Personally, I feel that diet is a stewardship issue. I am aware of my impending death and the return of my body to ashes. However, I believe that God entrusted me with my body and meant for me to take care of it, but not get crazy about it. Being full of delicious food is good, but sometimes restricting food intake is more conducive to both physical health and spiritual awareness. So, what to do? Disregarding the fad diet of the week and the most recent update in the FDA food group/pyramid/plate, common sense indicates that vegetables, fruit, and whole grains are healthy food. If we eat mostly plants most of the time with small amounts of other foods and occasionally sit down with the people we love and pull out all the stops, then, well, “God says it’s okay.”

Saturday, January 14, 2012

Rating the Bible NC-17

Actually NC-17 is probably generous. Much of the Bible deserves a definite R rating. I love the grand Old Testament stories, but every time I re-read them, the tales of sexual misconduct startle me. There's Abraham and Sarah and the housekeeper, Hagar, who had a triangle even more scandalous than Arnold and Maria. In the OT, Sarah was involved in the scheme, but later got jealous and kicked Hagar and her baby out into the wilderness where they were saved only by the grace of God administered through an angel.  Abraham probably didn't feel like he had too much say in the matter since earlier in the marriage he had passed his wife off as his sister to save his own skin. He'd rather let his own beautiful wife sleep with the king than face danger to himself. Prince of a guy, huh? Then of course there's Sodom and Gomorrah and the men who want to rape the visiting angels. And later the incest incident between Lot and his daughters. Whew. I'm not even halfway through Genesis! Just like Disney cleaned up all the blood and gore from Grimm's Fairy Tales, we often sanitize the stories in the Bible to give them a little more respectability.  I wonder what would happen if people read the Bible for the subversive shocking treatise that it actually is.

Tuesday, January 10, 2012

Case Studies 3.0

This is the saga of my evolving blog. I started it as a journal for Lent, then afterwards I used it as a place to store lesson plans for my Bible study class.
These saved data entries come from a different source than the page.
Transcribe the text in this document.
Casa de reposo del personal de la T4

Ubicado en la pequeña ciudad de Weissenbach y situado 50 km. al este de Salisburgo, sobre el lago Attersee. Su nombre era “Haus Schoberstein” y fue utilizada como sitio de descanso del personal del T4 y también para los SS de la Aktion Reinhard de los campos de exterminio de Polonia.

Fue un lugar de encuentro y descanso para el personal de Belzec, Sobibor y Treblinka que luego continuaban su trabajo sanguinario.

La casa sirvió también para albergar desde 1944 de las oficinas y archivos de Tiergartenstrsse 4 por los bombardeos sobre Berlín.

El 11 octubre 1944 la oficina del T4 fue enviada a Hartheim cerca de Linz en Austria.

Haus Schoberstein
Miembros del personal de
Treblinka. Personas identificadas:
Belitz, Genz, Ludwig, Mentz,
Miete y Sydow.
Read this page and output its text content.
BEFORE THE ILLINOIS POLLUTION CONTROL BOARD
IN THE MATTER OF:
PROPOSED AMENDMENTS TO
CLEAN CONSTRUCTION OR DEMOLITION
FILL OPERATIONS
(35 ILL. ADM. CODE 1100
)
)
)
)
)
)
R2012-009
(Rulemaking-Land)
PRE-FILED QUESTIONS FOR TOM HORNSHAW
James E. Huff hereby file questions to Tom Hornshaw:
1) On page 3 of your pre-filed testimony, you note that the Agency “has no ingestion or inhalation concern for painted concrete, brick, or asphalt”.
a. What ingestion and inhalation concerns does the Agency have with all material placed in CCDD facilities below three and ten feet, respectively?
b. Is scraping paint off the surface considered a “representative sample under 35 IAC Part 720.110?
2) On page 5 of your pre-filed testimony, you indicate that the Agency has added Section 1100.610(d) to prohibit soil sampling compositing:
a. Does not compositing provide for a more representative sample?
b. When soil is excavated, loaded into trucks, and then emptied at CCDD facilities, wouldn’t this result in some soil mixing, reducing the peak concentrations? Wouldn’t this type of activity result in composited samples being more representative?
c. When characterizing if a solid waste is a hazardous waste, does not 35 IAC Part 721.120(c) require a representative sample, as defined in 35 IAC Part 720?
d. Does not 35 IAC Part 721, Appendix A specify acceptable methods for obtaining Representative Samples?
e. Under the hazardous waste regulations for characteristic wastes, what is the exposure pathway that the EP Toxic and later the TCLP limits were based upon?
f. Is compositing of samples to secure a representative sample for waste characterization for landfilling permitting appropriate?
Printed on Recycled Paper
At the moment, I am in transition. I'm not teaching a class or singing in a choir and I'm in a quandary over what to do with myself on Sunday mornings. So at least for now, this forum will serve as a grasscatcher for my oddball thoughts. I read a hodgepodge of different topics -- a classic jill of all trades and master of none ---- so I suppose the title is still appropriate, but I'm making no plans for any kind of theme. If the Mayans are right, it won't matter anyway, but I'd hate to think the world ended and I wasn't at a good stopping place. If my family doesn't follow my wishes for cremation upon my demise, I hope they at least use my desired  epitaph... "This was the last thing on my list."  It's taken me three tries before I'm comfortable blogging like so many others are able to do --- just saying whatever. I like order and planning. It's the same trait that causes me to clean before I leave town. In case something bad happens before I get back, I don't want the ladies who bring casseroles to see my house a mess. So, this is an experiment in my resolution to be less organized this year. We'll see what happens.